When Peking’s Public Security Bureau expelled Italian journalist Tiziano Terzani in 1984, the West lost one of its most able observers of China. Fluent in the language, enamored of everything Chinese, Terzani had roamed widely through China for four years for the West German magazine Der Spiegel. What he produced were stylish and very opinionated commentaries on the Communists’ desecration of the country’s cultural treasures, the failings of China’s agricultural system, the regimentation of its schools and the way the party, even today, forces citizens to tattle on one another. At least once, the Foreign Ministry summoned Terzani and reprimanded him for “distortion of the Chinese reality.”
But, in this account of his China years, he writes that he was still surprised when he was arrested at Peking Airport in February, 1984, beaten by security men and escorted to his apartment, where the place was ransacked. Ultimately, threatened with a prison sentence, concerned that all his Chinese friends would also be interrogated, he made the necessary “self-criticism” and was ordered out of the country. His crimes? Smuggling antiques out of China, though he says the evidence against him consisted of a small Cambodian Buddha given to him before he went to China and a poster of Tibetan art, printed in London.

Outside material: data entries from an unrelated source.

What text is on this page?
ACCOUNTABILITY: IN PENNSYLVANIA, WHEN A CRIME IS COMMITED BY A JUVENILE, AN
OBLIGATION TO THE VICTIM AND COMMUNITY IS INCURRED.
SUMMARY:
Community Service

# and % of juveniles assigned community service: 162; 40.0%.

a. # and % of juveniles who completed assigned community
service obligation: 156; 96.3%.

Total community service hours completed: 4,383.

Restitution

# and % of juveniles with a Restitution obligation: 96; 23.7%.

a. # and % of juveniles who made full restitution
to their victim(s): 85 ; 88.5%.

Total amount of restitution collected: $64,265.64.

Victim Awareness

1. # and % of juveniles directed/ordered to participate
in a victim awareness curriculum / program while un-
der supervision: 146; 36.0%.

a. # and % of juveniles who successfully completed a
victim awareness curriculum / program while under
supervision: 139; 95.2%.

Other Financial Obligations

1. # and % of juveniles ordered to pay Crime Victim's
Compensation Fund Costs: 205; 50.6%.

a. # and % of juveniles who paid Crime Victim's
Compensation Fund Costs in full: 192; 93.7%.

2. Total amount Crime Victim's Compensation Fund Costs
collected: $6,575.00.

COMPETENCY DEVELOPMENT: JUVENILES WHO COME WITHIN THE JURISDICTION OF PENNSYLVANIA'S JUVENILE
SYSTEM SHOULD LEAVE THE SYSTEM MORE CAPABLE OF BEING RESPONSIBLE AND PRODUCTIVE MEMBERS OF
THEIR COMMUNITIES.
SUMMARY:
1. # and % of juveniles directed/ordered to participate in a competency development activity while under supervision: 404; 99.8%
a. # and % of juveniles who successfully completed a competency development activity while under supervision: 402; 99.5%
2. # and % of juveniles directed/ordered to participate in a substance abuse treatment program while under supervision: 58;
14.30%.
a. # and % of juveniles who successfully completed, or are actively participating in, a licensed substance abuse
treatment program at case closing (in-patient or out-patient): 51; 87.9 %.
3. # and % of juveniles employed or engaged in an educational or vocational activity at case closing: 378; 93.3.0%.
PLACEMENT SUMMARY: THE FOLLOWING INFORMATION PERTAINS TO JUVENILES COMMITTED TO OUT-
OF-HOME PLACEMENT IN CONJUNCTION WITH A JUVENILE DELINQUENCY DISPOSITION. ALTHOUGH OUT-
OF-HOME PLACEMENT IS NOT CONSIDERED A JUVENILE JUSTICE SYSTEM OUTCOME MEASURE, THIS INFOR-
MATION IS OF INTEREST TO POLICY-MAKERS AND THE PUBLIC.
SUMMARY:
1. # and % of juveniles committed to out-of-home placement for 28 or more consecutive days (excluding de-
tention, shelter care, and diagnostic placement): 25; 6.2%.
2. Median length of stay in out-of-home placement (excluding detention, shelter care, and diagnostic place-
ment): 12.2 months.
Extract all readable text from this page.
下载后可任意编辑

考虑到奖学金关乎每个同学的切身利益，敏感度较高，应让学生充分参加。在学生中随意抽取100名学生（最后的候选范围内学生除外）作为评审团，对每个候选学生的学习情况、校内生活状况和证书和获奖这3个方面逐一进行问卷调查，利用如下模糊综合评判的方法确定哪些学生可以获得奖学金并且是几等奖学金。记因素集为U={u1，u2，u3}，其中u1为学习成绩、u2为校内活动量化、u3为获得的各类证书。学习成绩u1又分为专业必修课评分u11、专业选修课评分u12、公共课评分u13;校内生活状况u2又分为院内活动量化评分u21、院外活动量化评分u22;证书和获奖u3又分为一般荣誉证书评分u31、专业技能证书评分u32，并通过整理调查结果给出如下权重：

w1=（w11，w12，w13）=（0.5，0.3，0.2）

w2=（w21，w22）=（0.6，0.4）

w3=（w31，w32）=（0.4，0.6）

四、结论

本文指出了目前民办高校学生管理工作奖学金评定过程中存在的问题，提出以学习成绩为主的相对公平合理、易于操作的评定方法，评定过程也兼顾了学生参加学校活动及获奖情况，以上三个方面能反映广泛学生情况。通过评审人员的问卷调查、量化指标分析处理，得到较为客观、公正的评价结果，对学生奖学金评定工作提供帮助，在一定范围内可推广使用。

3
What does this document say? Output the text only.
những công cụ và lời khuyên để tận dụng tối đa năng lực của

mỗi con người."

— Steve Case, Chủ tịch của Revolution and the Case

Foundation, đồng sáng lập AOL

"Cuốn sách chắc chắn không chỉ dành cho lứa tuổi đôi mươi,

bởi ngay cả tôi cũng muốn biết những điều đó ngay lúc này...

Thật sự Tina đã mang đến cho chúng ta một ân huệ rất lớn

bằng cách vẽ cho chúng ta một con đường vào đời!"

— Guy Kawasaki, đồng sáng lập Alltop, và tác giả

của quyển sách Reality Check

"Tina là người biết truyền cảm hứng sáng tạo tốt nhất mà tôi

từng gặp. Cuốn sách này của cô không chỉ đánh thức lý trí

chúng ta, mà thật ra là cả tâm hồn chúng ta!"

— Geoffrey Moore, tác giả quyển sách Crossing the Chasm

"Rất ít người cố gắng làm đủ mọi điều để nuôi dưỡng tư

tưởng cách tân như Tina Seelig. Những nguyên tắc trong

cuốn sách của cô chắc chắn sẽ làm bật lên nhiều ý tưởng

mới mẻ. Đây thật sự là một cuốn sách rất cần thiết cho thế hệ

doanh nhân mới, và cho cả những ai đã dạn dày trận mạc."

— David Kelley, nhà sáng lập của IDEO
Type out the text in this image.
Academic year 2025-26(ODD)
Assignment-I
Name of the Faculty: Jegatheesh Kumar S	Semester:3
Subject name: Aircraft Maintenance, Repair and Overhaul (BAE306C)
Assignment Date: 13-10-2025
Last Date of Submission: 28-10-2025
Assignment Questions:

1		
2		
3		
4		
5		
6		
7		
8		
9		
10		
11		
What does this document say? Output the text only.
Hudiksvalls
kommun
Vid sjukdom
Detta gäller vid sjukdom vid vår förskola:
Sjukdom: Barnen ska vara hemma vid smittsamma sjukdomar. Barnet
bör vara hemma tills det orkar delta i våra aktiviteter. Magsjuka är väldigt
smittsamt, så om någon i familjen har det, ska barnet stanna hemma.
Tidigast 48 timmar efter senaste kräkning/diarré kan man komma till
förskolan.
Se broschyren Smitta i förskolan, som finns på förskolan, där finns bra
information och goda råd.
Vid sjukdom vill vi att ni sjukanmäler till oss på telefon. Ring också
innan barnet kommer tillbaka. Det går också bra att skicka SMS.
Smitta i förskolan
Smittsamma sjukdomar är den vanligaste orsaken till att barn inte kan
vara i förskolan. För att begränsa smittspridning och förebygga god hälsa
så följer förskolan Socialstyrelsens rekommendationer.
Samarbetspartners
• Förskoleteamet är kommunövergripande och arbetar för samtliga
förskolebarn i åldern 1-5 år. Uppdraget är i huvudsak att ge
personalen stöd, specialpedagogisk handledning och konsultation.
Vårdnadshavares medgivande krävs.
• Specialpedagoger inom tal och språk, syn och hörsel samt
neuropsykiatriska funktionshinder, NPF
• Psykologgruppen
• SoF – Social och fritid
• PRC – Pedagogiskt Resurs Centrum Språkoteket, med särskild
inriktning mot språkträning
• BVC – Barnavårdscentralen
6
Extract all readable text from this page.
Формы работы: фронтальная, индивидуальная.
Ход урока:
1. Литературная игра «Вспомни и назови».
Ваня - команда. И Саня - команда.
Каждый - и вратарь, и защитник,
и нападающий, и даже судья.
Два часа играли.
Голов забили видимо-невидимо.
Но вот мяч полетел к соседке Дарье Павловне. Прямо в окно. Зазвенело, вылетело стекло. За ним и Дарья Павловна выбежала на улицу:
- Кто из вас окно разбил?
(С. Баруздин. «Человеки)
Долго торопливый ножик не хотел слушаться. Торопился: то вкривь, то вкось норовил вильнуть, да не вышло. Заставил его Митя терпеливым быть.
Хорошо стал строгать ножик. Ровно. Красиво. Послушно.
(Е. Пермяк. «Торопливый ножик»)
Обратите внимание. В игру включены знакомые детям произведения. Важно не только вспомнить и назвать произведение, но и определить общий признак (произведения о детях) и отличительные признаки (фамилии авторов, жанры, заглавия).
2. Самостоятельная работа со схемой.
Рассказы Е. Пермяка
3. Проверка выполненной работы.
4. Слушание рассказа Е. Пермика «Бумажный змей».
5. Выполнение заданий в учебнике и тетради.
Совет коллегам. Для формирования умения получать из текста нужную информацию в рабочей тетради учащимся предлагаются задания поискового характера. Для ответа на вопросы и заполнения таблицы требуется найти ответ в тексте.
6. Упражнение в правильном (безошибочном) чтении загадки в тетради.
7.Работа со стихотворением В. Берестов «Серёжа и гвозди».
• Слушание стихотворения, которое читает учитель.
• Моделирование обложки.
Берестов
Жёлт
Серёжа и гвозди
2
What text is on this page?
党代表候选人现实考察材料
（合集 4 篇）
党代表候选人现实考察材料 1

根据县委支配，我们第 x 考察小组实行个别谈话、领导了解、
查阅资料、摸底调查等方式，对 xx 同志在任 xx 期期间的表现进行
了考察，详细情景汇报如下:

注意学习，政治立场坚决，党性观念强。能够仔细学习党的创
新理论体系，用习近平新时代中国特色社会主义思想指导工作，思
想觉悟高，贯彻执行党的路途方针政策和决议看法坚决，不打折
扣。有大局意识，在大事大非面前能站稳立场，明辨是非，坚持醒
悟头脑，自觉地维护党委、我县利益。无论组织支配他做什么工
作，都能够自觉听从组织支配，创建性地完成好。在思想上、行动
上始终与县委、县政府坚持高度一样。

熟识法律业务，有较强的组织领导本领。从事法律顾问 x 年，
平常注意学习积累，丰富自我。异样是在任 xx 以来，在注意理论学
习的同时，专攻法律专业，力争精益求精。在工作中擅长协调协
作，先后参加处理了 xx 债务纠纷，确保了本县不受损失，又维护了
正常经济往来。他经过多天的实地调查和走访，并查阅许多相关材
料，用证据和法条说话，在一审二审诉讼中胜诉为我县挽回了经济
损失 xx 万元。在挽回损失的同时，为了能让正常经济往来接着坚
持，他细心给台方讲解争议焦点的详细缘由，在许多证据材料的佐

His account of “being swallowed inside the belly of the whale” is a compelling one. But, after last month’s expulsion of New York Times correspondent John Burns, sometimes one wishes for a little more introspection from Terzani, some examination of why the Chinese seem increasingly willing to make examples of a few journalists, at least some speculation about who in the Chinese hierarchy calls the shots on such incidents.